Selon Mme Alderson, l’essentiel est de “créer un environnement [à l’intérieur du corps] où l’endométriose ne pourrait pas se développer aussi bien.” Cependant, elle a également ajouté que cela devait s’accompagner du “travail incroyable que le médecin pourrait faire” pour traiter cette affection.

“Parce qu’il n’y a aucun moyen que j’aurais pu résoudre ma situation avec seulement un régime alimentaire”, a-t-elle mis en garde, “mais cela a certainement aidé.”

Mécanismes potentiels en jeu

Quels sont donc les mécanismes potentiels derrière la façon dont l’alimentation peut interagir avec les symptômes et les caractéristiques de l’endométriose?

D’après la revue du Dr Kahleova et de ses collègues, plusieurs mécanismes différents peuvent être en jeu, selon les aliments discutés. Dans la revue, ils notent que réduire les graisses alimentaires et augmenter les fibres alimentaires peut réduire les taux d’œstrogènes circulants dans le corps de 10 à 25%.

Cela pourrait aider à soulager les symptômes de l’endométriose car, selon les recherches existantes, les personnes atteintes d’endométriose ont des niveaux d’œstrogènes plus élevés que celles qui n’en ont pas, donc réduire les concentrations de cette hormone peut être bénéfique.

“Il a été démontré que les graisses saturées augmentent le risque d’endométriose”, a déclaré le Dr Kahleova dans le podcast. “Et […] j’ai mentionné que augmenter les oméga-3 plutôt que les graisses de mauvaise qualité est certainement utile. […] Et si vous mangez de la viande rouge, cela signifie que vous ne mangez pas les aliments ou que vous en mangez moins qui pourraient réellement être bénéfiques pour votre endométriose.”

L’examen du Dr Kahleova et de ses collègues a également révélé que les régimes à base de plantes peuvent être bénéfiques grâce à leur potentiel anti-inflammatoire, et des recherches ont montré à plusieurs reprises que l’inflammation joue un rôle dans l’endométriose.

En effet, une nouvelle étude publiée en mars 2023 a découvert que l’endométriose partage certaines caractéristiques génétiques avec d’autres conditions de douleur chronique et inflammatoire.

Le Dr Kahleova et ses collègues notent également que la vitamine C semble avoir le potentiel de réduire les symptômes de l’endométriose grâce à ses propriétés antioxydantes.

“Une étude a montré que, par exemple, chez les femmes atteintes d’endométriose, lorsque celles-ci prenaient des suppléments de vitamines C et E, non seulement leurs niveaux d’antioxydants augmentaient, mais leurs symptômes étaient en fait atténués par la supplémentation”, a noté le Dr Kahleova dans le podcast.
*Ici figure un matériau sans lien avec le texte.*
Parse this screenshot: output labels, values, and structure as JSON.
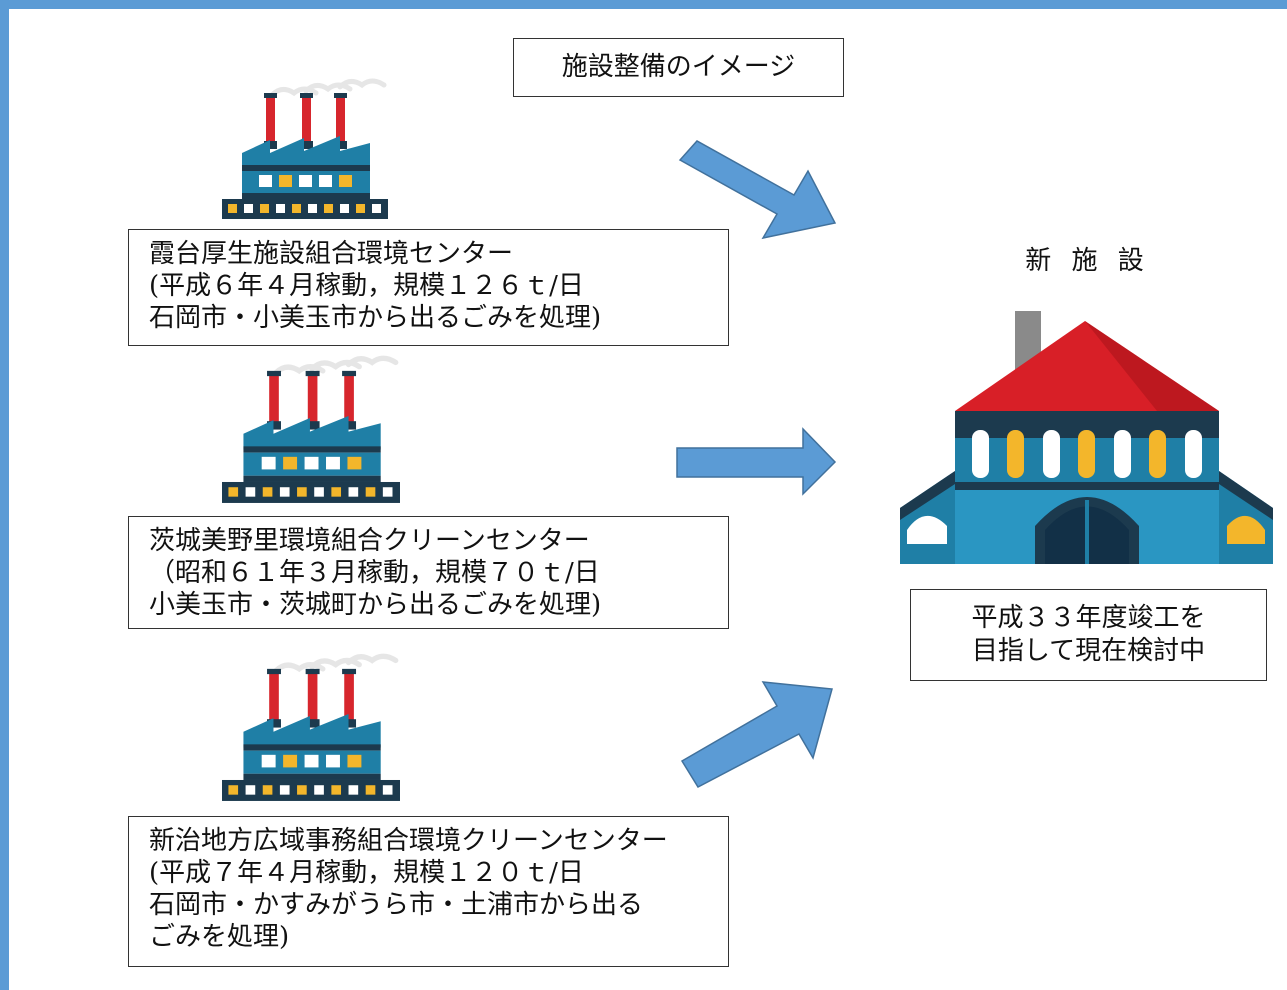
{
  "title": "施設整備のイメージ",
  "existing_facilities": [
    {
      "name": "霞台厚生施設組合環境センター",
      "lines": [
        "(平成６年４月稼動，規模１２６ｔ/日",
        "石岡市・小美玉市から出るごみを処理)"
      ]
    },
    {
      "name": "茨城美野里環境組合クリーンセンター",
      "lines": [
        "（昭和６１年３月稼動，規模７０ｔ/日",
        "小美玉市・茨城町から出るごみを処理)"
      ]
    },
    {
      "name": "新治地方広域事務組合環境クリーンセンター",
      "lines": [
        "(平成７年４月稼動，規模１２０ｔ/日",
        "石岡市・かすみがうら市・土浦市から出る",
        "ごみを処理)"
      ]
    }
  ],
  "new_facility": {
    "label": "新 施 設",
    "status_lines": [
      "平成３３年度竣工を",
      "目指して現在検討中"
    ]
  },
  "colors": {
    "frame": "#5b9bd5",
    "arrow": "#5b9bd5",
    "arrow_stroke": "#41719c",
    "factory_teal": "#1f7fa6",
    "factory_dark": "#1c3a4e",
    "chimney_red": "#d7262d",
    "window_yellow": "#f3b62b",
    "roof_red": "#d81f27"
  },
  "icons": [
    "factory-icon",
    "new-facility-building-icon",
    "arrow-right-icon"
  ]
}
Davantage de recherche est nécessaire

Toutefois, toutes les études existantes ne sont pas d’accord sur les aliments qui pourraient être liés à un risque accru d’endométriose, ceux qui pourraient aider à améliorer les symptômes et les raisons de ces liens.
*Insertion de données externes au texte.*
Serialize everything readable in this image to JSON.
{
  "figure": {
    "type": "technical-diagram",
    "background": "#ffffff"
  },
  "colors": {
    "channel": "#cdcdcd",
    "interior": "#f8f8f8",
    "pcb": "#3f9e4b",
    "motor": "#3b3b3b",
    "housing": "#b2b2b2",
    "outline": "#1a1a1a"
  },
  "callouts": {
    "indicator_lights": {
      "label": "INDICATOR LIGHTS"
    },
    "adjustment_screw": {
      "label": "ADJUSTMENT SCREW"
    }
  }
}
Alderson et le Dr Kahleova ont tous deux souligné ce point, commentant ces divergences : selon eux, cela est dû au nombre limité d’études sur le lien entre l’alimentation et l’endométriose.
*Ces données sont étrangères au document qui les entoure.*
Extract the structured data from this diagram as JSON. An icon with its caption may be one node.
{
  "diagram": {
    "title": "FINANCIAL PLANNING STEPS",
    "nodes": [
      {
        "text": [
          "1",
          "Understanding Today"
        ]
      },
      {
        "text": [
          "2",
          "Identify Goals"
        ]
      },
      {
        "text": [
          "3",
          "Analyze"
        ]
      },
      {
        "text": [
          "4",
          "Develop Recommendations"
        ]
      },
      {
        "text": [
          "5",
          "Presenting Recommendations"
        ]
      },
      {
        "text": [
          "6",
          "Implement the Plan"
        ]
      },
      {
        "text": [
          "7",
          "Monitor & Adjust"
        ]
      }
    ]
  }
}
Plus important encore, cela s’inscrit dans le contexte d’une recherche déjà insuffisante sur l’endométriose et d’autres conditions gynécologiques en général.

Le financement est un problème central. Selon une étude de 2021, les National Institutes of Health (NIH) aux États-Unis allouent “une part disproportionnée de leurs ressources aux maladies qui affectent principalement les hommes, au détriment de celles qui affectent principalement les femmes”.

“C’est un sujet où nous avons besoin de recherches de toute urgence. Nous avons besoin de plus d’études qui se pencheront sur des aliments spécifiques et des modèles alimentaires [dans l’endométriose]”, a souligné le Dr Kahleova vers la fin du podcast.

Alderson était tout à fait d’accord. “[N]ous devons approfondir davantage la recherche [sur l’endométriose]”, a-t-elle déclaré. “C’est une condition si complexe, et c’est très différent pour chaque femme. Je pense que sa complexité rend difficile sa compréhension”.

Alors que les interventions nutritionnelles peuvent effectivement aider les personnes atteintes d’endométriose, il reste encore beaucoup de chemin à parcourir pour trouver des traitements plus efficaces pour tous.